The Anglo-Boer War Concentration Camps – a new tread ………… After what that retarded British politician, Jacob Rees-Mogg said in a previous thread – where he claimed that the British Concentration camps were justified, and not so bad, and for their own good……
NOW, a NEW THREAD: ANYBODY who knows ANYTHING about the “Boer/Afrikaans” nation will KNOW that, DESPITE the fact that their husbands were away on Commando – Boer women were perfectly able and capable to run their farms, to use firearms, and to sustain and protect themselves ON THEIR FARMS. BUT, what these women could NOT DO, was to exist / subsist on their farms after the ROBERTS / KITCHENER “SCORCHED EARTH POLICY” took effect over the length and breadth of the Boer territories.
The BRITISH ARMY killed all Boer livestock and farm animals; they burnt all crops; they poisoned water wells; they set fire to the farm houses, homesteads and buildings, and burnt and destroyed all Boer furniture, belongings, heirlooms and antiques.
A British officer who witnessed the burning of a Boer farm homestead noted: “The women, in a little group, cling together, comforting each other or hiding their faces in each other’s laps”. A Boer woman declared: “There I stood, surrounded by my small children, while the cruel soldiers plundered my property. Furniture, clothing, food, everything was thrown in a heap and set alight……. Despite my pleas that I might be allowed to retain a few antiques and heirlooms, they refused to listen.”
“Over the length and breadth of our Republic they raised everything to the ground. Horses, cattle and sheep were bayoneted to death. The bellowing of the cattle, the sad bleating of the sheep and all the blood is something that we shall never forget”
THEN, as we have seen, as many of these Boer women and children as could be found and rounded up, were sent in cattle trucks, to the CONCENTRATION CAMPS – where, as we know, about 28,000 of them died. Not to mention a further 15,000 (approx. – figures vary) Blacks who ALSO died in their separate Camps. The “Scorched Earth” policy, first started by Lord Roberts, and later continued by General Kitchener, had caused the (by now) homeless Boer women and children, – i.e. those who had not yet been herded into concentration camps – to wander the open veld for the entire duration of the war, often seeking shelter in kloofs and caves, and even in the hills, without any support at all. In the Transvaal alone, by 1902, some 10,000 women and children suffered this pitiful existence. In October, 1902 Lord Alfred Milner admitted that 30,000 Boer houses had been destroyed during the war. But it was not only the farms which the British attacked.
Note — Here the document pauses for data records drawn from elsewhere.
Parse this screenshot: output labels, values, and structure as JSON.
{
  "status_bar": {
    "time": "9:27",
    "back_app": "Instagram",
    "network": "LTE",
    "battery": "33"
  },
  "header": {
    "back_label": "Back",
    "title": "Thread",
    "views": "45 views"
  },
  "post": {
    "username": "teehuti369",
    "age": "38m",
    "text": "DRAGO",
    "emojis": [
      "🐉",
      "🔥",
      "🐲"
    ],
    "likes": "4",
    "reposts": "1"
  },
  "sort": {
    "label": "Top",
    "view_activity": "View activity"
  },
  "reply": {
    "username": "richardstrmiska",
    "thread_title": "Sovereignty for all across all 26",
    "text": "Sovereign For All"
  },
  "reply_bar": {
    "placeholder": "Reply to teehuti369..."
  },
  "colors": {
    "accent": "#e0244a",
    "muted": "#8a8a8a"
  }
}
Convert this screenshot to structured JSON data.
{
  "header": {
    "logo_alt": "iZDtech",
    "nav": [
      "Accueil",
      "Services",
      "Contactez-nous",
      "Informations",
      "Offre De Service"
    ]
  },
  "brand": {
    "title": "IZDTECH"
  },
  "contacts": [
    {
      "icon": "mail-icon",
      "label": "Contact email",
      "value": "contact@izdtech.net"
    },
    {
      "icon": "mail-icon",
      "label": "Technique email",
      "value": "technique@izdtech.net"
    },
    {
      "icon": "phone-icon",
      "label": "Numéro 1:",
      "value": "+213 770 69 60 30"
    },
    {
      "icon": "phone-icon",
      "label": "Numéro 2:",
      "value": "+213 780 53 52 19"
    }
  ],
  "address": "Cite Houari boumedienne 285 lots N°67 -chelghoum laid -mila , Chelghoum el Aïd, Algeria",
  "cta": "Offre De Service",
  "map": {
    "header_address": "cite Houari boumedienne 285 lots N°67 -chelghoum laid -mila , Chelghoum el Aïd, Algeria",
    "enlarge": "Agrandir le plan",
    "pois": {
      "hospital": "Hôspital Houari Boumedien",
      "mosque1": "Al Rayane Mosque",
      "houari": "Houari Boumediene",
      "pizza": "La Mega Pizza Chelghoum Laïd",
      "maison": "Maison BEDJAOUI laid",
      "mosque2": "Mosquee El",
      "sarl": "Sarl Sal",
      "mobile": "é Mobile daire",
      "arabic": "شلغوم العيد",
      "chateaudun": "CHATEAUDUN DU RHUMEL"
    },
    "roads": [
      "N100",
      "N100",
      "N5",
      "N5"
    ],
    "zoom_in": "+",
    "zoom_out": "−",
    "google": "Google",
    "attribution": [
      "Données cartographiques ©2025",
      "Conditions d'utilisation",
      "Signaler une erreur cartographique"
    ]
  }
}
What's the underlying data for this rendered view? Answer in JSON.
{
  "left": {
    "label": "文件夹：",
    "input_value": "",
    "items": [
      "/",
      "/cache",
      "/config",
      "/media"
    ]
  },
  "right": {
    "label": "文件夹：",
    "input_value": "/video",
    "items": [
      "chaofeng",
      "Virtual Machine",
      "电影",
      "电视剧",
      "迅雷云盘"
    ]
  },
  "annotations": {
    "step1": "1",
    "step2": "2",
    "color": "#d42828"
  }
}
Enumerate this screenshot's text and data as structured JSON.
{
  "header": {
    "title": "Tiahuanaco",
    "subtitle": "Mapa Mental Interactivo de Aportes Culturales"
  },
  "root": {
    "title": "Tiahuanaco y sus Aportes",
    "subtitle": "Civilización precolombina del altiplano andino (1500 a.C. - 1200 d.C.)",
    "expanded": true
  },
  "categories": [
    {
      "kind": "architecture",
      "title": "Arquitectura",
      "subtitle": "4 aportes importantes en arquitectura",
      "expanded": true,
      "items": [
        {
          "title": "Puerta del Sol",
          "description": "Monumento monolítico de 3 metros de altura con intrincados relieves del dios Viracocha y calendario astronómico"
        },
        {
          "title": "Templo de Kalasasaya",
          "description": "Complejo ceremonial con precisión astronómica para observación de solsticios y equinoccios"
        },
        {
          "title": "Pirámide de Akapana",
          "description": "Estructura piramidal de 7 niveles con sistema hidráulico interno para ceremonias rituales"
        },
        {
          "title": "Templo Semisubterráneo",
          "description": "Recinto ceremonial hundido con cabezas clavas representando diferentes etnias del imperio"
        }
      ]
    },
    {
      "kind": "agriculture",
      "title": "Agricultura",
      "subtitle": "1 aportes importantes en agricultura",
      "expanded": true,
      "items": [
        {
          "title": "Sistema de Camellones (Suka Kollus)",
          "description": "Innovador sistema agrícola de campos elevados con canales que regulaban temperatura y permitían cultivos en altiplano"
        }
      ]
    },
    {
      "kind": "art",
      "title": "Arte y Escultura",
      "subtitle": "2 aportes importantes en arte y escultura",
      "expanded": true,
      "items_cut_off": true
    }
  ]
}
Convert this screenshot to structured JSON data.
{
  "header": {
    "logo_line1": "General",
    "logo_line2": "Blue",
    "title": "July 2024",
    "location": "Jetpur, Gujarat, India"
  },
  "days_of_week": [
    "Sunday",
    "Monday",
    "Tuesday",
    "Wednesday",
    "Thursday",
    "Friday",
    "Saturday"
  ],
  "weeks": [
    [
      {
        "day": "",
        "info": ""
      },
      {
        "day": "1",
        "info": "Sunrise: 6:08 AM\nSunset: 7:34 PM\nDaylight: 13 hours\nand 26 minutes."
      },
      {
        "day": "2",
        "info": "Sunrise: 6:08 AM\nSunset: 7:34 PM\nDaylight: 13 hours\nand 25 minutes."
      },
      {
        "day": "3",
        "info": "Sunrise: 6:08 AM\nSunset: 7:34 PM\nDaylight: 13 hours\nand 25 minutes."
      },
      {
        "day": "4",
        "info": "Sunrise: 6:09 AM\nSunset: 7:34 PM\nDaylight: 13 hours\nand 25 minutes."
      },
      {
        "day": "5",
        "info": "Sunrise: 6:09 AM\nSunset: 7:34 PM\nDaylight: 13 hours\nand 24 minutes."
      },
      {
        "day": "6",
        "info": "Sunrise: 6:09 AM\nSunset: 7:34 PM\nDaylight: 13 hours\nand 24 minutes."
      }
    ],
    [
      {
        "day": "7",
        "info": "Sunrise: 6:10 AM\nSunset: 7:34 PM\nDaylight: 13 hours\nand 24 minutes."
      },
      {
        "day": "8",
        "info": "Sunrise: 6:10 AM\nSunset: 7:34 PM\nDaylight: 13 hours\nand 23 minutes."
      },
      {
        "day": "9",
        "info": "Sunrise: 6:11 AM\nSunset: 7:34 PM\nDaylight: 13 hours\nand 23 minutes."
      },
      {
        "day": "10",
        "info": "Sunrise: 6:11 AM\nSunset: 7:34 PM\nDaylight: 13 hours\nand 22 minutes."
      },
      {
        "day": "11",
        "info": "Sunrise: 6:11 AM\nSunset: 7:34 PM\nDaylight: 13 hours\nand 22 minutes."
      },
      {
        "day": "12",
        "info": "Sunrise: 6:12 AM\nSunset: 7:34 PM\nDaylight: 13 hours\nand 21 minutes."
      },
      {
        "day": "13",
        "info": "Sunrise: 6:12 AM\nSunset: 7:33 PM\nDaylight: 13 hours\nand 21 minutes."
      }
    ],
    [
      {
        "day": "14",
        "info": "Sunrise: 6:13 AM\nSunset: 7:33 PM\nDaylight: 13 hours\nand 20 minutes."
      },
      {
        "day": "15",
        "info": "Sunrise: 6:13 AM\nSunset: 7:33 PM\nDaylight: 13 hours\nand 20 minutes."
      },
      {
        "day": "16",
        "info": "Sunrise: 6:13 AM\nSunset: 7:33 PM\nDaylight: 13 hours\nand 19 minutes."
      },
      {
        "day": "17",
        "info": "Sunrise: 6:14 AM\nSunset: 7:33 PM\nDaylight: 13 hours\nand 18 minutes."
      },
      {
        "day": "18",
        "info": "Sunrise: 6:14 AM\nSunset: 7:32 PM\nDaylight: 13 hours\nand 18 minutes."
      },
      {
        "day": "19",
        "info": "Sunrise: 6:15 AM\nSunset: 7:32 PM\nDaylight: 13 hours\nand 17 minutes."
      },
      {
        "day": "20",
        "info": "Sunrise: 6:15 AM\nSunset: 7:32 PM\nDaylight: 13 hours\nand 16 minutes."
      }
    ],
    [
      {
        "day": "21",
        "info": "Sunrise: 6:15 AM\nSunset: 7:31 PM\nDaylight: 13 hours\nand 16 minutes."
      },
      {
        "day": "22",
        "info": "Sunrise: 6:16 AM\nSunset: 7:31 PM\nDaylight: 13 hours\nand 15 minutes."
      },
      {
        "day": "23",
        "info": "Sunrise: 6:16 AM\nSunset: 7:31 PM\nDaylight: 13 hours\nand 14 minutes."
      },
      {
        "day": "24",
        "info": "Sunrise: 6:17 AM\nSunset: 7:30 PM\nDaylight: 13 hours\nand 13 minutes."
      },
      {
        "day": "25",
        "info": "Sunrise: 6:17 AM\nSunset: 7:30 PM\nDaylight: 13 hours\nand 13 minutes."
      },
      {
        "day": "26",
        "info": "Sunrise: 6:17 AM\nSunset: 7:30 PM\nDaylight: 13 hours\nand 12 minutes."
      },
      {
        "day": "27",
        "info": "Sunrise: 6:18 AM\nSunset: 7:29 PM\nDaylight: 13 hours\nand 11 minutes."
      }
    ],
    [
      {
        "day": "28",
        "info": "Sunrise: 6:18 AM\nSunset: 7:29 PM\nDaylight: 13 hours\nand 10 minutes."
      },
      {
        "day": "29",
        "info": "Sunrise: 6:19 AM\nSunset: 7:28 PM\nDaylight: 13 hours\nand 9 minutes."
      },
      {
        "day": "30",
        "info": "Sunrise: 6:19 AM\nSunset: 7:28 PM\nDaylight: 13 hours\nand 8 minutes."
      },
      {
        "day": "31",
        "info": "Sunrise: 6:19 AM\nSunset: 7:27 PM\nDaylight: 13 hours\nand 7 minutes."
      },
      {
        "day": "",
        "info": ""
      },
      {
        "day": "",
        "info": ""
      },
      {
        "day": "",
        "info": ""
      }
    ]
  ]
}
The British partially or completely destroyed at least 40 Boer towns in the two Boer republics.
AND NOW – whilst NOBODY can condone what the British did – in the name of getting their hands on the Transvaal goldfields, we must consider the BOER NATION AFTER the WAR. With most of their farms destroyed, many villages and towns damaged and destroyed, and their major cities and capitals occupied, WHAT DID THE BRITISH, as the all-conquering “victors”, DO FOR THE TWO BOER NATIONS ????? VIRTUALLY NOTHING !!!!!
After the war, the Boers made 63,000 separate claims for their losses. Britain granted the Boer Republics the sum of only £3 million as compensation for the three years of war waged against them. If one considers that the Boer population by June, 1902 was in the order of 330,000 people, then the ‘compensation’ which the British gave the Boers amounted to a paltry £9 for each man, woman and child (at least what was left of them) – hardly equitable considering their material losses, if not the total losses they suffered, as a nation. And this calculation does not even begin to have account for the Black population of the two Republics.
HOW CAN THIS BE JUSTIFIED AND EQUITABLE ?????????? NEVER !!!!!!
PS: This article and some of the figures are a small, partial extract from my research PAPER entitled: “The Anglo – Boer War, 1899 – 1902: In Numbers” by David R. Bennett © 2012. I am a South African, with 3/8th BOER Ancestry, and with a large Afrikaans family, well versed with the BOER nation, of which I am part. PHOTOS: Some photos of young VICTIMS at the hands of the British; Boer orphaned children just after the War, and the JACOBS, Durban Boer Concentration Camp Memorial – NOTE the AGES of most of the BOER CHILDREN who DIED in this camp – and it was the same for ALL the camps ……. Nothing more need be said.
https://www.facebook.com/groups/AngloBoerWar/permalink/10157070415499182/
Concentration camps in the South African War? Here are the real facts
More than a century after 48 000 people died in concentration camps in what’s known as the South African War between 1899 and 1902 – or the Anglo-Boer War – the events of that period are back in the headlines.
The camps were established by the British as part of their military campaign against two small Afrikaner republics: the ZAR (Transvaal) and the Orange Free State.
The scandalous campaign is back in the news following controversial comments by British Conservative MP Jacob Rees-Mogg on a BBC television programme.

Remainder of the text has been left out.